When the cache is hit, cached tokens are billed at a lower rate. The savings vary by model:

  • Anthropic Claude series — Cache hits can save approximately 90% on input costs
  • OpenAI GPT series — Cache hits can save approximately 50% on input costs
  • Google Gemini series — Cache hits can save approximately 50-75% on input costs

Actual savings depend on cache hit rates and each cloud provider’s billing policies.
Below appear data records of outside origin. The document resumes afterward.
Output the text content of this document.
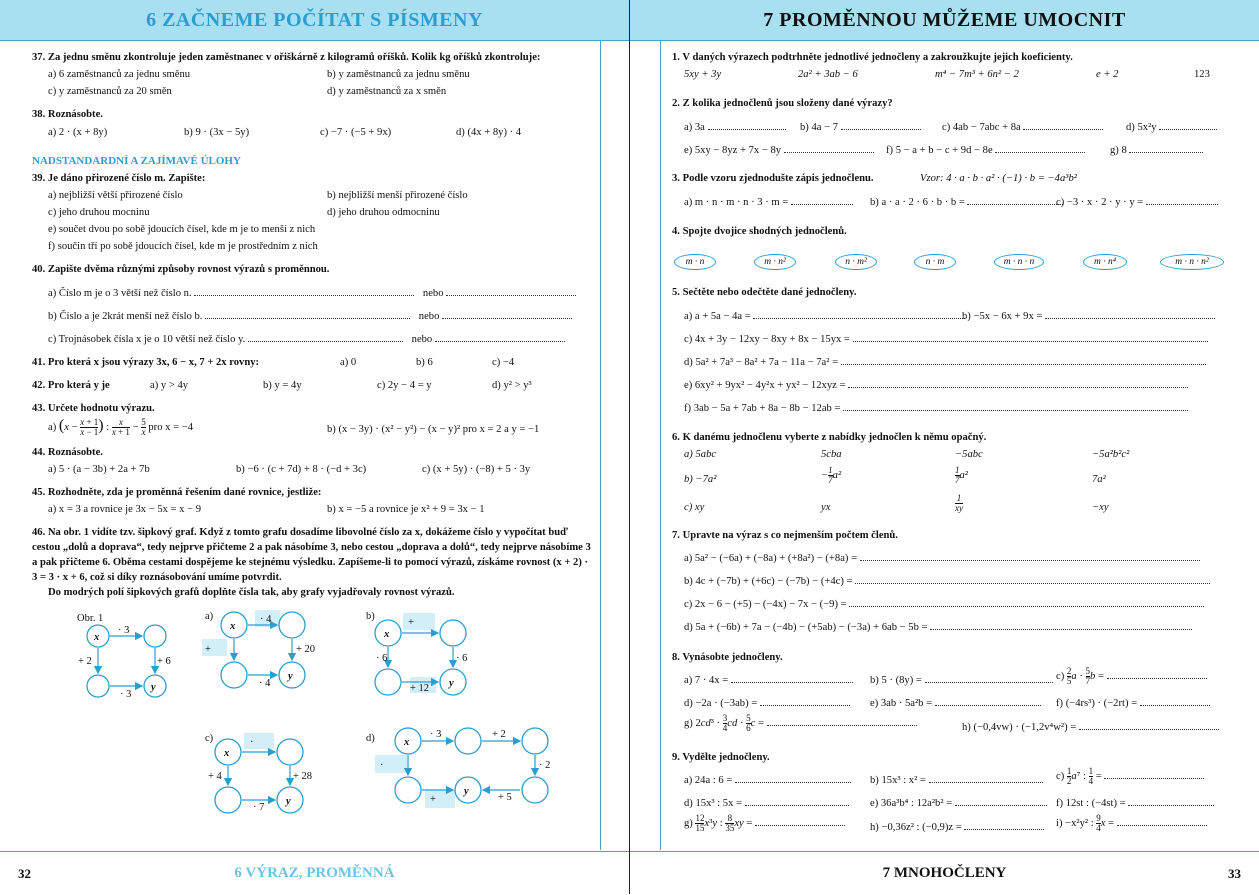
6 ZAČNEME POČÍTAT S PÍSMENY
37. Za jednu směnu zkontroluje jeden zaměstnanec v ořiškárně z kilogramů oříšků. Kolik kg oříšků zkontroluje:
a) 6 zaměstnanců za jednu směnu	b) y zaměstnanců za jednu směnu
c) y zaměstnanců za 20 směn	d) y zaměstnanců za x směn
38. Roznásobte.
a) 2 · (x + 8y)	b) 9 · (3x − 5y)	c) −7 · (−5 + 9x)	d) (4x + 8y) · 4
NADSTANDARDNÍ A ZAJÍMAVÉ ÚLOHY
39. Je dáno přirozené číslo m. Zapište:
a) nejbližší větší přirozené číslo	b) nejbližší menší přirozené číslo
c) jeho druhou mocninu	d) jeho druhou odmocninu
e) součet dvou po sobě jdoucích čísel, kde m je to menší z nich
f) součin tří po sobě jdoucích čísel, kde m je prostředním z nich
40. Zapište dvěma různými způsoby rovnost výrazů s proměnnou.
a) Číslo m je o 3 větší než číslo n.	nebo
b) Číslo a je 2krát menší než číslo b.	nebo
c) Trojnásobek čísla x je o 10 větší než číslo y.	nebo
41. Pro která x jsou výrazy 3x, 6 − x, 7 + 2x rovny:	a) 0	b) 6	c) −4
42. Pro která y je	a) y > 4y	b) y = 4y	c) 2y − 4 = y	d) y² > y³
43. Určete hodnotu výrazu.
a) ($x - \frac{x + 1}{x - 1}$ ) : $\frac{x}{x + 1} - \frac{5}{x}$ pro x = −4	b) (x − 3y) · (x² − y²) − (x − y)² pro x = 2 a y = −1
44. Roznásobte.
a) 5 · (a − 3b) + 2a + 7b	b) −6 · (c + 7d) + 8 · (−d + 3c)	c) (x + 5y) · (−8) + 5 · 3y
45. Rozhodněte, zda je proměnná řešením dané rovnice, jestliže:
a) x = 3 a rovnice je 3x − 5x = x − 9	b) x = −5 a rovnice je x² + 9 = 3x − 1
46. Na obr. 1 vidíte tzv. šipkový graf. Když z tomto grafu dosadíme libovolné číslo za x, dokážeme číslo y vypočítat buď cestou „dolů a doprava“, tedy nejprve přičteme 2 a pak násobíme 3, nebo cestou „doprava a dolů“, tedy nejprve násobíme 3 a pak přičteme 6. Oběma cestami dospějeme ke stejnému výsledku. Zapíšeme-li to pomocí výrazů, získáme rovnost (x + 2) · 3 = 3 · x + 6, což si díky roznásobování umíme potvrdit.
Do modrých polí šipkových grafů doplňte čísla tak, aby grafy vyjadřovaly rovnost výrazů.
Obr. 1
x
y
· 3
+ 2	+ 6
· 3
a)
x
y
· 4
+	+ 20
· 4
b)
x
y
+
· 6	· 6
+ 12
c)
x
y
·
+ 4	+ 28
· 7
d)	x
y
· 3	+ 2
·	· 2
+	+ 5
32	6 VÝRAZ, PROMĚNNÁ
7 PROMĚNNOU MŮŽEME UMOCNIT
1. V daných výrazech podtrhněte jednotlivé jednočleny a zakroužkujte jejich koeficienty.
5xy + 3y	2a² + 3ab − 6	m⁴ − 7m³ + 6n² − 2	e + 2	123
2. Z kolika jednočlenů jsou složeny dané výrazy?
a) 3a	b) 4a − 7	c) 4ab − 7abc + 8a	d) 5x²y
e) 5xy − 8yz + 7x − 8y	f) 5 − a + b − c + 9d − 8e	g) 8
3. Podle vzoru zjednodušte zápis jednočlenu.	Vzor: 4 · a · b · a² · (−1) · b = −4a³b²
a) m · n · m · n · 3 · m =	b) a · a · 2 · 6 · b · b =	c) −3 · x · 2 · y · y =
4. Spojte dvojice shodných jednočlenů.
m · n	m · n²	n · m²	n · m	m · n · n	m · n⁴	m · n · n²
5. Sečtěte nebo odečtěte dané jednočleny.
a) a + 5a − 4a =	b) −5x − 6x + 9x =
c) 4x + 3y − 12xy − 8xy + 8x − 15yx =
d) 5a² + 7a³ − 8a² + 7a − 11a − 7a² =
e) 6xy² + 9yx² − 4y²x + yx² − 12xyz =
f) 3ab − 5a + 7ab + 8a − 8b − 12ab =
6. K danému jednočlenu vyberte z nabídky jednočlen k němu opačný.
a) 5abc	5cba	−5abc	−5a²b²c²
b) −7a²	− $\frac{1}{7} a^2$	$\frac{1}{7} a^2$	7a²
c) xy	yx	$\frac{1}{xy}$	−xy
7. Upravte na výraz s co nejmenším počtem členů.
a) 5a² − (−6a) + (−8a) + (+8a²) − (+8a) =
b) 4c + (−7b) + (+6c) − (−7b) − (+4c) =
c) 2x − 6 − (+5) − (−4x) − 7x − (−9) =
d) 5a + (−6b) + 7a − (−4b) − (+5ab) − (−3a) + 6ab − 5b =
8. Vynásobte jednočleny.
a) 7 · 4x =	b) 5 · (8y) =	$c) \frac{2}{5}$ $a \cdot \frac{5}{7}$ b =
d) −2a · (−3ab) =	e) 3ab · 5a²b =	f) (−4rs³) · (−2rt) =
g) $2cd^3 \cdot \frac{3}{4}$ cd · $\frac{5}{6}$ c =	h) (−0,4vw) · (−1,2v⁴w²) =
9. Vydělte jednočleny.
a) 24a : 6 =	b) 15x³ : x² =	$c) \frac{1}{2} a^7$ : $\frac{1}{4}$ =
d) 15x³ : 5x =	e) 36a³b⁴ : 12a²b² =	f) 12st : (−4st) =
$g) \frac{12}{15} x^3y$ : $\frac{8}{35}$ xy =	h) −0,36z² : (−0,9)z =	i) −x²y² : $\frac{9}{4}$ x =
7 MNOHOČLENY	33
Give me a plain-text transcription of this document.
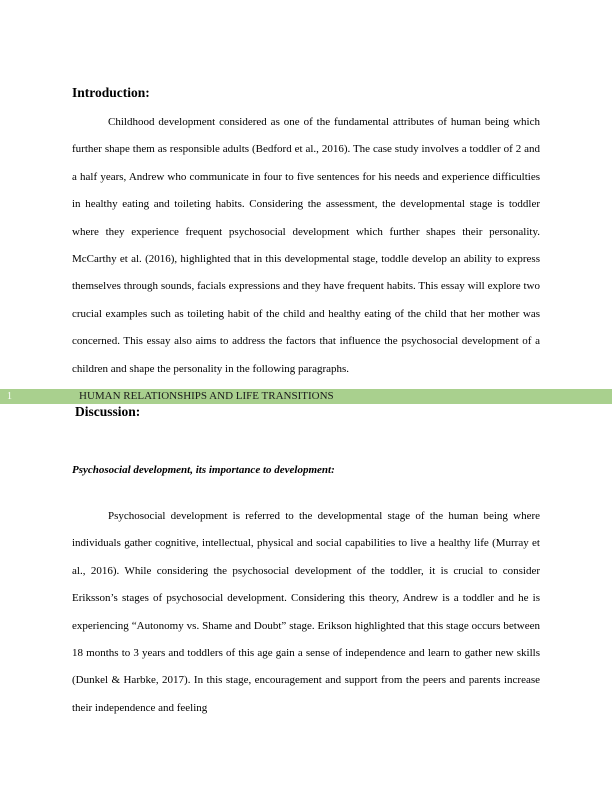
Introduction:

Childhood development considered as one of the fundamental attributes of human being which further shape them as responsible adults (Bedford et al., 2016). The case study involves a toddler of 2 and a half years, Andrew who communicate in four to five sentences for his needs and experience difficulties in healthy eating and toileting habits. Considering the assessment, the developmental stage is toddler where they experience frequent psychosocial development which further shapes their personality. McCarthy et al. (2016), highlighted that in this developmental stage, toddle develop an ability to express themselves through sounds, facials expressions and they have frequent habits. This essay will explore two crucial examples such as toileting habit of the child and healthy eating of the child that her mother was concerned. This essay also aims to address the factors that influence the psychosocial development of a children and shape the personality in the following paragraphs.

1	HUMAN RELATIONSHIPS AND LIFE TRANSITIONS
Discussion:
Psychosocial development, its importance to development:

Psychosocial development is referred to the developmental stage of the human being where individuals gather cognitive, intellectual, physical and social capabilities to live a healthy life (Murray et al., 2016). While considering the psychosocial development of the toddler, it is crucial to consider Eriksson’s stages of psychosocial development. Considering this theory, Andrew is a toddler and he is experiencing “Autonomy vs. Shame and Doubt” stage. Erikson highlighted that this stage occurs between 18 months to 3 years and toddlers of this age gain a sense of independence and learn to gather new skills (Dunkel & Harbke, 2017). In this stage, encouragement and support from the peers and parents increase their independence and feeling
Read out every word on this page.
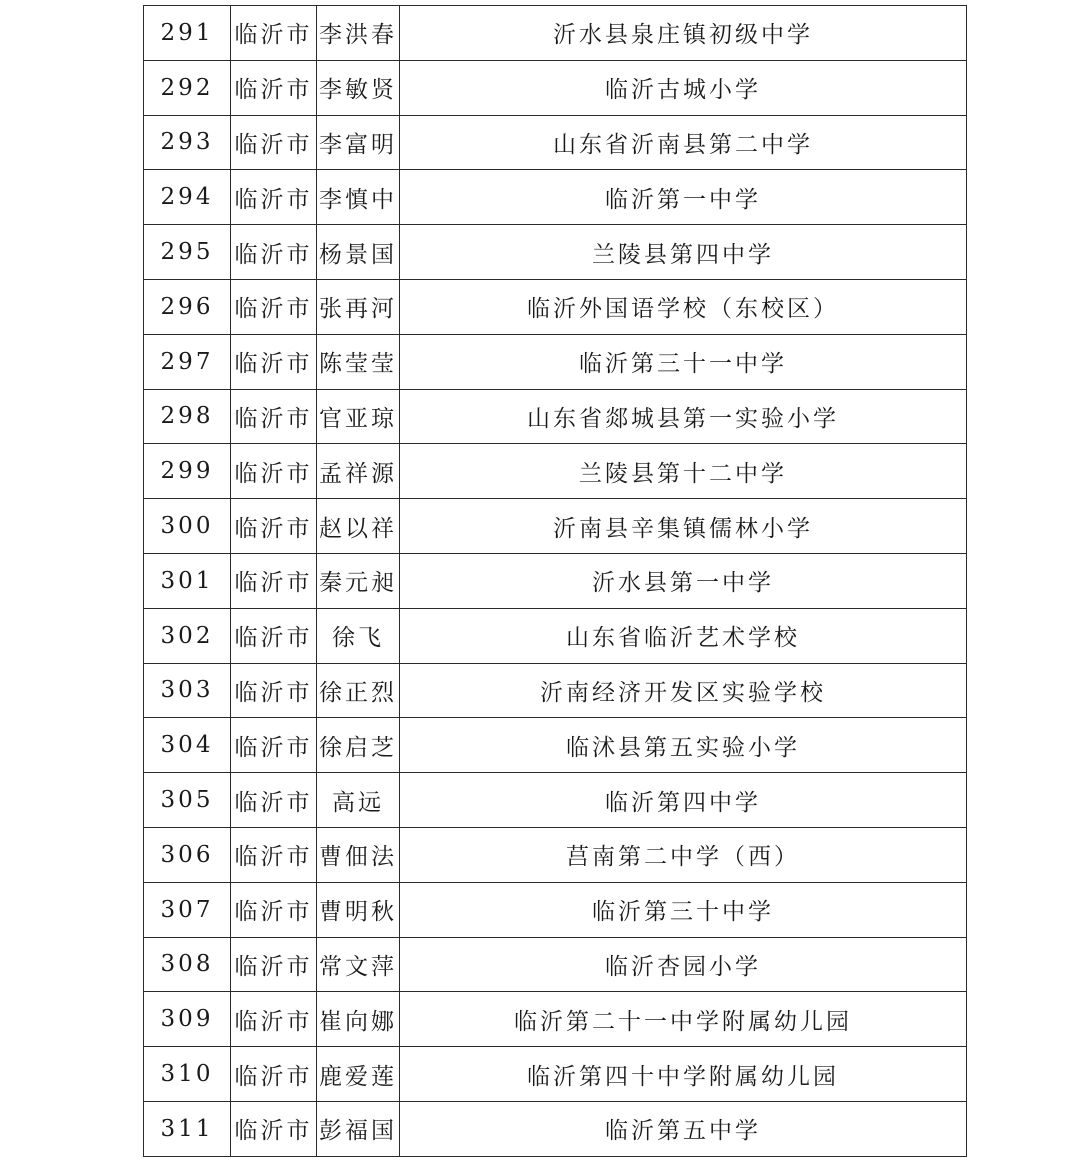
291	临沂市	李洪春	沂水县泉庄镇初级中学
292	临沂市	李敏贤	临沂古城小学
293	临沂市	李富明	山东省沂南县第二中学
294	临沂市	李慎中	临沂第一中学
295	临沂市	杨景国	兰陵县第四中学
296	临沂市	张再河	临沂外国语学校（东校区）
297	临沂市	陈莹莹	临沂第三十一中学
298	临沂市	官亚琼	山东省郯城县第一实验小学
299	临沂市	孟祥源	兰陵县第十二中学
300	临沂市	赵以祥	沂南县辛集镇儒林小学
301	临沂市	秦元昶	沂水县第一中学
302	临沂市	徐飞	山东省临沂艺术学校
303	临沂市	徐正烈	沂南经济开发区实验学校
304	临沂市	徐启芝	临沭县第五实验小学
305	临沂市	高远	临沂第四中学
306	临沂市	曹佃法	莒南第二中学（西）
307	临沂市	曹明秋	临沂第三十中学
308	临沂市	常文萍	临沂杏园小学
309	临沂市	崔向娜	临沂第二十一中学附属幼儿园
310	临沂市	鹿爱莲	临沂第四十中学附属幼儿园
311	临沂市	彭福国	临沂第五中学
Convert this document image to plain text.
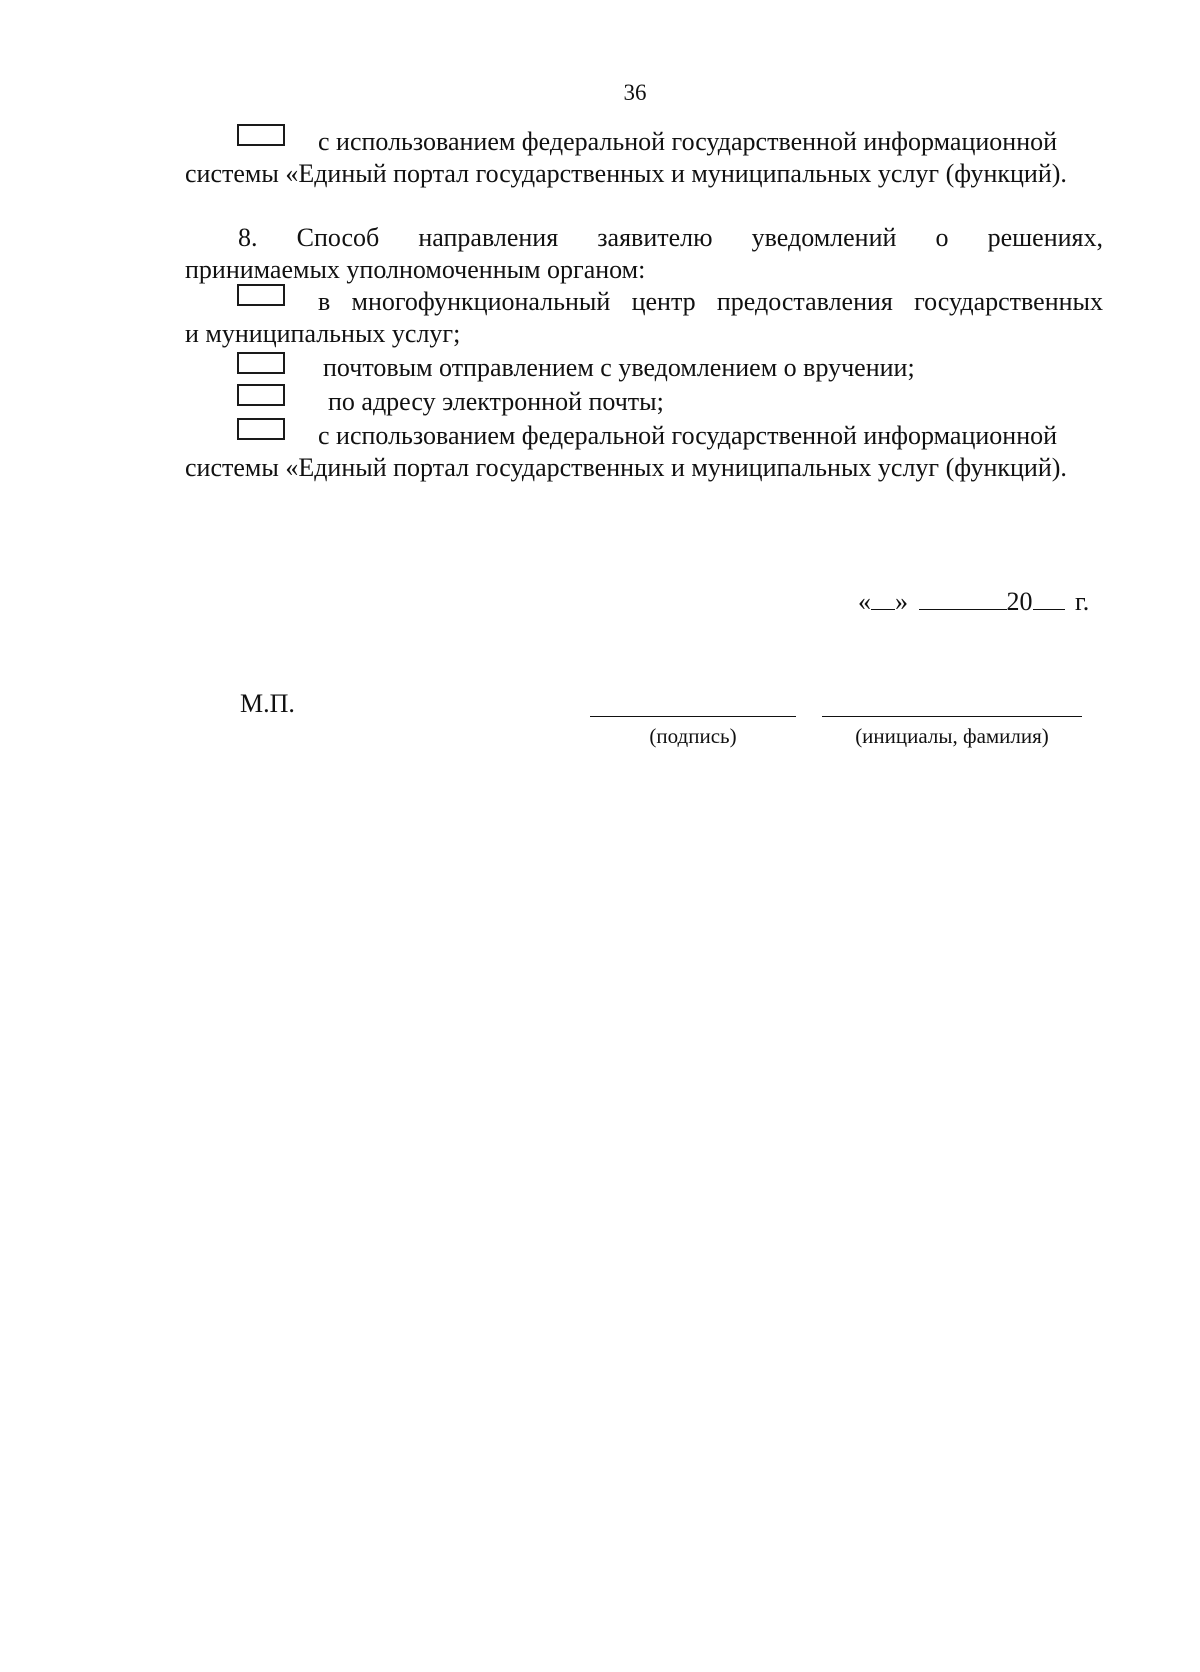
36
с использованием федеральной государственной информационной
системы «Единый портал государственных и муниципальных услуг (функций).
8. Способ направления заявителю уведомлений о решениях,
принимаемых уполномоченным органом:
в многофункциональный центр предоставления государственных
и муниципальных услуг;
почтовым отправлением с уведомлением о вручении;
по адресу электронной почты;
с использованием федеральной государственной информационной
системы «Единый портал государственных и муниципальных услуг (функций).
« »	20 г.
М.П.
(подпись)	(инициалы, фамилия)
Check the OfoxAI Console usage statistics for details.

Best Practices

  1. Put long text first — Place system prompts, knowledge base content, and other static parts at the beginning of messages
  2. Keep prefixes consistent — Only identical prefixes can hit the cache
  3. Design prompt structure wisely — Separate static and dynamic parts
# ✅ Good design: static content first, dynamic content last messages = [ {"role": "system", "content": LONG_STATIC_PROMPT}, # Cacheable {"role": "user", "content": dynamic_question} # Dynamic part ] # ❌ Bad design: dynamic content mixed with static content messages = [ {"role": "system", "content": f"Today is {date}. {LONG_PROMPT}"} # Changes daily, not cacheable ]

Cache hits can be monitored in the usage field of API responses, as well as in the OfoxAI Console usage statistics.